Von Lubitz D K, Beenhakker M, Lin R C, Carter M F, Paul I A, Bischofberger N, Jacobson K A
NIH/NIDDK, Molecular Recognition Section, Bethesda, MD 20892 USA.
Eur J Pharmacol. 1996 Apr 29;302(1-3):43-8. doi: 10.1016/0014-2999(96)00101-x.
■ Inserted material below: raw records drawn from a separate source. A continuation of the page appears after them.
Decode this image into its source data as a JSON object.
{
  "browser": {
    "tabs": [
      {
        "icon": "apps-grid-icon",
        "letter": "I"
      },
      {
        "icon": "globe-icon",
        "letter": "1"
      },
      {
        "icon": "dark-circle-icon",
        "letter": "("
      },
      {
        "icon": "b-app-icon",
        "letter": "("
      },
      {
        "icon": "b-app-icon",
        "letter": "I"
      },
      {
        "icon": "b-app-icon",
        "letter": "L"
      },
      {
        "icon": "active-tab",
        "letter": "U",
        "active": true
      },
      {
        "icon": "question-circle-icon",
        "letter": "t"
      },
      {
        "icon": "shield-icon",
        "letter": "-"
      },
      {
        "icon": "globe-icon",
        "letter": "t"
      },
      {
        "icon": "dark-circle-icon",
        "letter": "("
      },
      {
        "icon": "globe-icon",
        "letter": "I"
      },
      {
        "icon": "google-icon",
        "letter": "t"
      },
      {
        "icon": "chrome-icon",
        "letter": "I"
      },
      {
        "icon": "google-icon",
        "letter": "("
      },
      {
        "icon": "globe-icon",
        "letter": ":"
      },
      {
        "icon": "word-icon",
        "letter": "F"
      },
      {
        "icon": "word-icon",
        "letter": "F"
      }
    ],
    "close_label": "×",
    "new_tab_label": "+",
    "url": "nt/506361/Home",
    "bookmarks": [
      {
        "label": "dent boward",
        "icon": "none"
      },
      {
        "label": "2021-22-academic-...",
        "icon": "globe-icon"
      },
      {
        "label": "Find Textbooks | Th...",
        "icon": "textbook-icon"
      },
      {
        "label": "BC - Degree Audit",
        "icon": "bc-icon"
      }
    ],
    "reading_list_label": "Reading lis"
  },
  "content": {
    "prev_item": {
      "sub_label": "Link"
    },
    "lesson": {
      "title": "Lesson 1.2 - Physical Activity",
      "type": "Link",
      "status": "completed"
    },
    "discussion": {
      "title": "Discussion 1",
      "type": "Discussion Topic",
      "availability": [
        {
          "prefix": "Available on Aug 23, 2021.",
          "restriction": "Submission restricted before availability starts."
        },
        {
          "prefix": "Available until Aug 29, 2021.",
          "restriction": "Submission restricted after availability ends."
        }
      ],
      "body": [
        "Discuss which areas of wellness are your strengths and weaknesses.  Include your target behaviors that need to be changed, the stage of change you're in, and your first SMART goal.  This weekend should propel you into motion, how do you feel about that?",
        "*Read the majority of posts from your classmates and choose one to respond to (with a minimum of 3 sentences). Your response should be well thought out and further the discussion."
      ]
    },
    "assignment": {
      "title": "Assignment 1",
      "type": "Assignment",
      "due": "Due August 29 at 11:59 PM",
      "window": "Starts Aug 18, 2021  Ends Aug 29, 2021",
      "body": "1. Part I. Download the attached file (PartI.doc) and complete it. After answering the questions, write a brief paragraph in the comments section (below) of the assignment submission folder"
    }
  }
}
Agonists of adenosine A1 receptors have been frequently proposed as candidates for clinical development in treatment of cerebral ischemia and stroke. Numerous experimental studies have shown that pre- and postischemic administration of these drugs results in a very significant reduction of postischemic brain damage. However, only a few studies determined the impact of cerebral ischemia and drug treatment on postischemic recovery of spatial memory. The present paper demonstrates that preischemic i.p. administration of adenosine amine congener (ADAC) at 100 micrograms/kg in gerbils results in a significant (P < 0.05) reduction of postischemic mortality and hippocampal, cortical and striatal morbidity. Postischemic Morris' water maze tests show that preischemic treatment with ADAC also leads to a very significant (P < 0.001) reduction of postischemic spatial memory loss. Our results indicate feasibility of further consideration of adenosine A1 receptor agonists as a clinically applicable acute treatment of brain ischemia. Recent development of neuroprotective adenosine A1 receptor agonists that are free of cardiovascular side effects supports such development.
腺苷A1受体激动剂经常被提议作为治疗脑缺血和中风临床开发的候选药物。大量实验研究表明,在缺血前后给予这些药物可使缺血后脑损伤显著减轻。然而,只有少数研究确定了脑缺血和药物治疗对缺血后空间记忆恢复的影响。本文表明,在沙土鼠中,缺血前腹腔注射100微克/千克的腺苷胺类似物(ADAC)可使缺血后死亡率以及海马、皮质和纹状体发病率显著降低(P<0.05)。缺血后莫里斯水迷宫试验表明,缺血前用ADAC治疗也可使缺血后空间记忆丧失显著减轻(P<0.001)。我们的结果表明,进一步考虑将腺苷A1受体激动剂作为脑缺血的临床适用急性治疗方法具有可行性。近期开发的无心血管副作用的神经保护性腺苷A1受体激动剂支持这一开发。